Who's grooming you? | Sam Farmer

Who's grooming you?

Who's grooming you?

In 2016, should we ask an adolescent girl to ‘Play it sexy’, ‘Be Sinful’, to “Tease’ or be a  ‘Minx’?  What about adolescent boys? Should they aspire to being part ‘Team Force” to exert ‘Extreme Power’ or to be in ‘Full Control’, aged twelve? These are the names currently used to sell some teenage deodorants and body sprays. I’m not talking about branding from forty years ago, this is what’s available today, in the supermarkets and high street chemists.  At such a vulnerable time in their lives is this the best the Personal care industry can provide?


I hadn’t taken much notice of these products until my children reached an age when personal care products became a necessity.  Having always treated my son and daughter as equals, I loathed the archaic, sexist marketing that confronted me in the deodorant aisle.


Young adults first use our products as they are going through enormous changes, both physical and emotional.  Personal Care products are kept in the most private spaces in the home and are used everyday, on intimate parts of the body.  They are relied upon to perform a simple but necessary function, to keep our young people clean and, hopefully, feeling a bit more confident.  It’s hard enough dealing with peer pressure and school, what they don’t need is to be encouraged to feel inadequate or embarrassed.  However, it seems the media, in all its many forms, will continue to apply subtle and sometimes not so subtle pressure, to show stereotypical photo shopped versions of beauty.  It’s no coincidence that the percentage of teenagers that say they are unhappy with their appearance is increasing.

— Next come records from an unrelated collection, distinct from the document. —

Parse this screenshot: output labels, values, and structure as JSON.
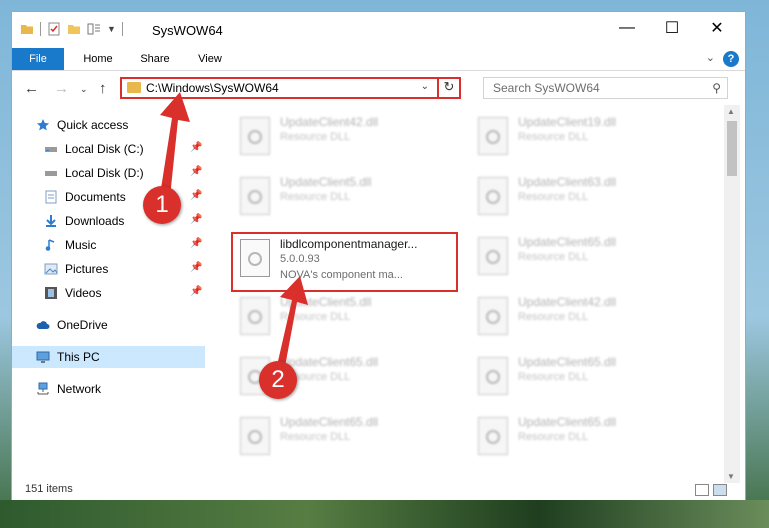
{
  "window": {
    "title": "SysWOW64",
    "controls": {
      "minimize": "—",
      "maximize": "☐",
      "close": "✕"
    }
  },
  "ribbon": {
    "tabs": [
      "File",
      "Home",
      "Share",
      "View"
    ],
    "help": "?",
    "active_tab_color": "#1979ca"
  },
  "address": {
    "path": "C:\\Windows\\SysWOW64",
    "search_placeholder": "Search SysWOW64"
  },
  "nav": {
    "items": [
      {
        "label": "Quick access",
        "icon": "star-icon",
        "pinned": false
      },
      {
        "label": "Local Disk (C:)",
        "icon": "drive-icon",
        "pinned": true
      },
      {
        "label": "Local Disk (D:)",
        "icon": "drive-icon",
        "pinned": true
      },
      {
        "label": "Documents",
        "icon": "documents-icon",
        "pinned": true
      },
      {
        "label": "Downloads",
        "icon": "downloads-icon",
        "pinned": true
      },
      {
        "label": "Music",
        "icon": "music-icon",
        "pinned": true
      },
      {
        "label": "Pictures",
        "icon": "pictures-icon",
        "pinned": true
      },
      {
        "label": "Videos",
        "icon": "videos-icon",
        "pinned": true
      },
      {
        "label": "OneDrive",
        "icon": "cloud-icon",
        "pinned": false
      },
      {
        "label": "This PC",
        "icon": "computer-icon",
        "pinned": false,
        "selected": true
      },
      {
        "label": "Network",
        "icon": "network-icon",
        "pinned": false
      }
    ]
  },
  "files": {
    "highlighted": {
      "name": "libdlcomponentmanager...",
      "version": "5.0.0.93",
      "description": "NOVA's component ma..."
    },
    "left_column": [
      {
        "name": "UpdateClient42.dll",
        "type": "Resource DLL"
      },
      {
        "name": "UpdateClient5.dll",
        "type": "Resource DLL"
      },
      null,
      {
        "name": "UpdateClient5.dll",
        "type": "Resource DLL"
      },
      {
        "name": "UpdateClient65.dll",
        "type": "Resource DLL"
      },
      {
        "name": "UpdateClient65.dll",
        "type": "Resource DLL"
      }
    ],
    "right_column": [
      {
        "name": "UpdateClient19.dll",
        "type": "Resource DLL"
      },
      {
        "name": "UpdateClient63.dll",
        "type": "Resource DLL"
      },
      {
        "name": "UpdateClient65.dll",
        "type": "Resource DLL"
      },
      {
        "name": "UpdateClient42.dll",
        "type": "Resource DLL"
      },
      {
        "name": "UpdateClient65.dll",
        "type": "Resource DLL"
      },
      {
        "name": "UpdateClient65.dll",
        "type": "Resource DLL"
      }
    ]
  },
  "status": {
    "item_count": "151 items"
  },
  "annotations": {
    "marker1": "1",
    "marker2": "2",
    "color": "#d9302b"
  }
}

What an amazing opportunity our industry has to engage with this age group.   However, we first segregate them by gender, which makes no scientific sense as skin and hair has essentially the same structure.  Then employ sexually aggressive and submissive stereotypes to define who they should be.  The Beauty industry, as a whole, is constantly being cited with regard to self-esteem and body confidence issues, I believe we can have a positive impact on the lives on young people and how they feel about themselves.  We need to stop talking at them and start listening to them.  We need to change and evolve alongside them as they’ve so much to teach us.

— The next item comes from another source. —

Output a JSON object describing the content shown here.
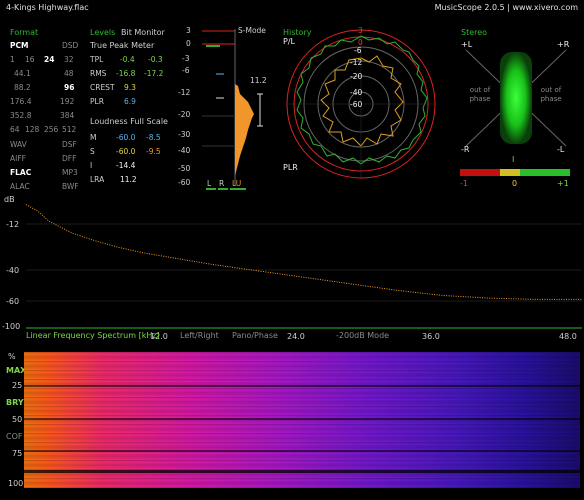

I was recently at the Science Museum, on the panel of judges for the finals of a national schools cosmetic science competition.  Talking to the students and hearing what they had to say, not just about the industry as a whole but how the process of creating a personal care product has helped their understanding of the scientific principles involved, was inspirational.  They were bright, funny and articulate, a couple of students will, more than likely, go on to become talented scientists.  


I wonder when someone from the marketing department of ‘Tease’ or ‘Team Force’ last spoke to the young adults they make their products for?  I suspect it might have been in 1974.